There’s some nostalgia with Catholic schools that gets in the way of honest analysis. If you attended Cathlic schools during the period where Catholics had a huge, basically unpaid, educated female teacher pool (nuns) then you will have an unrealistic view of todays Catholic schools, whch no longer have that advantage. Their teachers come from the same pool of applicants that public school teachers come from, and they pay less than public schools.
rikyrah
@Kay:
Absolutely absurd
UncleEbeneezer
@Dr. Jakyll and Miss Deride: I know a wonderful Latina woman who works at CHIRLA, a prominent Immigration Rights organization in Los Angeles. She’s been doing this work for decades and would laugh in Loomis’ face at the suggestion that Biden has been anywhere near as bad as Trump.
I know another Latina woman who is an immigration attorney and former-activist. She loves to shit on Dems and claim BothSides bullshit and we need a Third Party!!1! etc. Looking at her FB posts from Fall of 2016, she never even mentions the upcoming election or the importance of keeping Trump out of office.
Anyways, Loomis bases all of his views on the sentiments of the latter, while ignoring the former, even though the former make up the vast majority of immigration advocates who ya know, have common sense.
Kathleen
@Geminid: WI’ll be 60 at game time at 4 here on Cincy. The Opening Day Parade is going on now. It is like a holiday here. The parade is awesome. One of the Reds lives in my building!7
rikyrah
@Eolirin:
Because, our base wants to help this country and not destroy it.
It’s that simple.
rikyrah
@Kay:
Truth.
It failed completely. And now, that there’s data about how they failed..
Now, they don’t even pretend with the ‘ they are better’. It’s just a financial smash and grab.
rikyrah
@gene108:
THIS
They have NO POLICY DIFFERENCES WITH THEM.
They aren’t going to condemn his lack of COVID Policy.
They aren’t going to condemn his separating children from their parents at the border.
They have no issues with him – POLICY WISE.
rikyrah
@TheTruffle:
I truly believe Texas is Voter Suppressed.
Roberto el oso
@Gin & Tonic: I believe the proportion of ethnic Russians in Latvia is somewhere under 30%, although a majority of these, especially the ones who are middle-aged and younger, are bilingual and therefore had no problem passing the language requirements for fulltime residency.

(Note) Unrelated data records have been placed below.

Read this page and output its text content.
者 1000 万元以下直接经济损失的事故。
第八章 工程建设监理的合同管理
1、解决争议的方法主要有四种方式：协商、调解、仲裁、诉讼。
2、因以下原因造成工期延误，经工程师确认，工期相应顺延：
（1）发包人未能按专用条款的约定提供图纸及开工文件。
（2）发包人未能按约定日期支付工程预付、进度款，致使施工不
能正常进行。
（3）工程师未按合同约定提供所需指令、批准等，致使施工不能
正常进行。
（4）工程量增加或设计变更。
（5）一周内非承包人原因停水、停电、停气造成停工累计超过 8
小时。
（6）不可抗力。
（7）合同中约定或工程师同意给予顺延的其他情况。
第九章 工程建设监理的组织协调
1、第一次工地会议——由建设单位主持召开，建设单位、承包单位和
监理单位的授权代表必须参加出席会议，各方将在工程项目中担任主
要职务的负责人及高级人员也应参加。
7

I spent some time in Riga in 1998-99 and the situation was tense but manageable. The older Russians, some of whom refused to speak Latvian, had largely moved there in the decade after the end of WWII (a typical Soviet policy applied to the entirety of the Baltics). After the breakup of the USSR the tables were turned and many Latvians refused to speak Russian, even though they were fluent, with shopkeepers, tram conductors, cops, and just average folks going so far as to play dumb if one tried to speak Russian to them.
In the early 2000s, (can’t remember the exact date), the President of Latvia came and delivered a lecture at the university where I was working (Rice, Houston), and spent a portion of her talk describing the language requirements, which were quite easy, it seemed to me, the most difficult part being able to recite the now-restored Latvian national anthem (a couple of verses + chorus).
I’m curious as to what the situation is in Estonia and Lithuania, where the ethnic Russian/native percentages are different
BTW, G&T, I am a longtime fan of your extremely knowledgeable commentary on Adam Silverman’s nightly Ukraine updates. Thank you.
Paul in KY
@Old School: My wife is from Africa. Her father has 23 kids (among 2 women).